QuoteWhy did we let that country pretend to be independent again?

Because it was a fiction to pretend it would ever be part of Serbia again.

I spoke to plenty of Serbs who saw the province as gangrenous limb that needed to be cut off. It was the poorest province of Yugoslavia in 1919; it was still the same in 1989. Plenty of Kosovar Serbs couldn't wait to emigrate to Belgrade in the intervening 70 years. There are two kinds of Serbs that have a grievance over Kosovo. The first lot have a legitimate concern - that their sovereign territory has forcibly been sliced off with dubious legality. The second are the nutcases: they think that Serbia has a God-given right to an Albanian majority province because they fought the Turks there centuries ago. Unfortunately, the latter happily organised the very campaign of domination and violence that pushed the moderate Albanian scene off the stage.
" SIR – I must commend you on some of your recent obituaries. I was delighted to read of the deaths of Foday Sankoh (August 9th), and Uday and Qusay Hussein (July 26th). Do you take requests? "

OVO JE SRBIJA
BUDALO, OVO JE POSTA

grumbler

Quote from: Martinus on March 31, 2010, 06:42:32 AM
Quote from: derspiess on March 30, 2010, 12:09:14 PM
Unless Ethnic Group Y is really, really small I think 8,000 is too small a number to qualify for genocide.
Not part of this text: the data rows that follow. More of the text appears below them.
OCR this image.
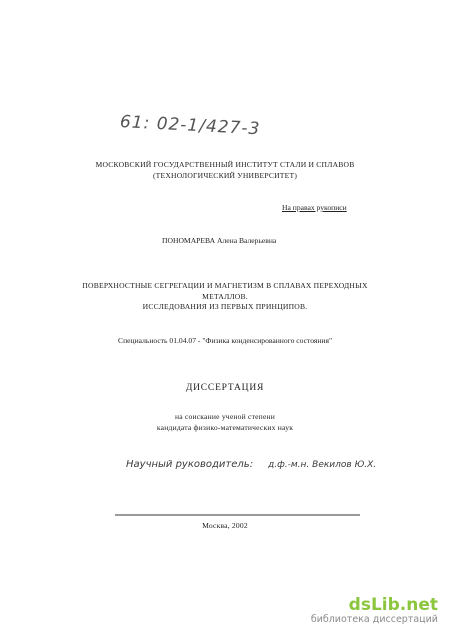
61: 02-1/427-3
МОСКОВСКИЙ ГОСУДАРСТВЕННЫЙ ИНСТИТУТ СТАЛИ И СПЛАВОВ
(ТЕХНОЛОГИЧЕСКИЙ УНИВЕРСИТЕТ)
На правах рукописи
ПОНОМАРЕВА Алена Валерьевна
ПОВЕРХНОСТНЫЕ СЕГРЕГАЦИИ И МАГНЕТИЗМ В СПЛАВАХ ПЕРЕХОДНЫХ
МЕТАЛЛОВ.
ИССЛЕДОВАНИЯ ИЗ ПЕРВЫХ ПРИНЦИПОВ.
Специальность 01.04.07 - "Физика конденсированного состояния"
ДИССЕРТАЦИЯ
на соискание ученой степени
кандидата физико-математических наук
Научный руководитель: д.ф.-м.н. Векилов Ю.Х.
Москва, 2002
dsLib.net
библиотека диссертаций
By that reasoning, there has never been genocide of Jews or Armenians, because some got away.
To be fair, Spicy has never been good at reading comprehension, so the bit about "in whole or in part" went right past him.  Picking on him for that may be unfair.
The future is all around us, waiting, in moments of transition, to be born in moments of revelation. No one knows the shape of that future or where it will take us. We know only that it is always born in pain.   -G'Kar

Bayraktar!

Martinus

Quote from: Warspite on March 31, 2010, 09:54:31 AM
The second are the nutcases: they think that Serbia has a God-given right to an Albanian majority province because they fought the Turks there centuries ago.
Claims like that didn't stop Israel. :P

Siege

Quote from: Neil on March 31, 2010, 08:19:42 AM
Quote from: Agelastus on March 31, 2010, 04:20:48 AM
Because Western politicians at the time seemed to have a conditioned response, "Serb bad, anyone else good"?
And they're right.  Everything bad that happens to Serbia is owed to them, for destroying civilization and any hope for the future of humanity, back in 1914.

Indeed. We would be far more technologically advance if it werent for WW1, the serbians, and the muslims.

I want my damn flying car!



"All men are created equal, then some become infantry."

"Those who beat their swords into plowshares will plow for those who don't."

"Laissez faire et laissez passer, le monde va de lui même!"